Lt. Cmdr. Dave Werner, spokesman for the Atlantic Fleet, said Petty Officer Dale listed a home address as Newport News, and that his family had been notified of the search.

Days earlier, another sailor had fallen overboard from the ship. Petty Officer 3rd Class Dwayne Williams, 23, is presumed dead.

Petty Officer Williams, of Philadelphia, tripped and fell from the Nassau on Friday while chasing a football, officials said. The ship was about 900 miles off the Virginia coast at the time. The Navy ended its unsuccessful search Sunday.

Petty Officer Williams’ mother and brother said yesterday that they have accepted what the Navy had told them, but they wanted to meet the ship in Norfolk to talk to officials.

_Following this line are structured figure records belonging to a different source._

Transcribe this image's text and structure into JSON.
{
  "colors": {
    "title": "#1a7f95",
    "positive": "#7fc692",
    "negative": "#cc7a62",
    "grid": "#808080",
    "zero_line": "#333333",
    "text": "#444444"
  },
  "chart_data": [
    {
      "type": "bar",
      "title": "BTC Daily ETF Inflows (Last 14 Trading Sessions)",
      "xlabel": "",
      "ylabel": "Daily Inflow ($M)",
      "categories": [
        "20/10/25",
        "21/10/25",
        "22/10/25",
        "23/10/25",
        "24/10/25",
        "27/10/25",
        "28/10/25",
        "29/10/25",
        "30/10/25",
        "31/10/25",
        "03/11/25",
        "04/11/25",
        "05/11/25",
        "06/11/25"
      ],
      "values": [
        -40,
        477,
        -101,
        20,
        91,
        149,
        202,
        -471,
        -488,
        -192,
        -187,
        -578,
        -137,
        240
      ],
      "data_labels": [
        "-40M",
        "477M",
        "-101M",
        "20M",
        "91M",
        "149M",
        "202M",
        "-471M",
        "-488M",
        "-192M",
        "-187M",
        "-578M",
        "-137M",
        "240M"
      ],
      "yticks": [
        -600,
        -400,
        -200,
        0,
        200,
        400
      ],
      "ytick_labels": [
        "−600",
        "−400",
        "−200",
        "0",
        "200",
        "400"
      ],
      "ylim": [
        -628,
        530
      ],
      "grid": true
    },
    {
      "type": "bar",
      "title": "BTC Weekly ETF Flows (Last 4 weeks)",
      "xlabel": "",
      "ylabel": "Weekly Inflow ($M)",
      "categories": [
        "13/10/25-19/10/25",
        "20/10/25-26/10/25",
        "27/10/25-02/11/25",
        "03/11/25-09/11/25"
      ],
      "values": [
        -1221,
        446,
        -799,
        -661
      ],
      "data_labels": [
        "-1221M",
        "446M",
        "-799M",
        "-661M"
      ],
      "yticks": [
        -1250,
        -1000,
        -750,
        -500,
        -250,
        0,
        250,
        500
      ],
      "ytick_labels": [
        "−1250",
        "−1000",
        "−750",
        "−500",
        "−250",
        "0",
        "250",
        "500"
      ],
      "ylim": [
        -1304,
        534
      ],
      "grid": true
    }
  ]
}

“We wanted to sit down with some of the people who were actually there so we can hear their side of the story … people who actually witnessed the incident,” Curtis Williams, Petty Officer Williams’ brother, told CBS’ “The Early Show.”

He said he thought it was strange that two sailors would go missing within such a short period. “We still have a lot of questions about the exact details about everything,” he said.

The sailor’s mother and brother were visiting relatives in Kinston, N.C., where Petty Officer Williams was born.

Betty Williams said she believed that the Navy did try to rescue her son. “They tried, that’s all I know,” she said.

Cmdr. Duplessis said he did not know how often sailors are lost at sea or how unusual it might be for two sailors to go missing from the same ship at almost the same time.

According to statistics from the Naval Safety Center, four sailors died in what the service calls “mishaps afloat” between October and May 21. During the previous federal fiscal year, five sailors died in such circumstances.

Petty Officer Williams’ loss and Petty Officer Dale’s disappearance were wrenching for their shipmates.

“It’s devastating to us,” Capt. Terry O’Brien said Monday on NBC’s “Today” show.

“We made it through the war successfully,” said Capt. O’Brien, commander of the amphibious ready group that includes the Nassau and two other ships. “Coming back home after a successful nine months’ deployment and then have this happen. But we’ve done everything we can. We did an exhaustive search for both sailors.”

Capt. O’Brien said it was possible Petty Officer Dale had been injured or incapacitated and was still on the ship.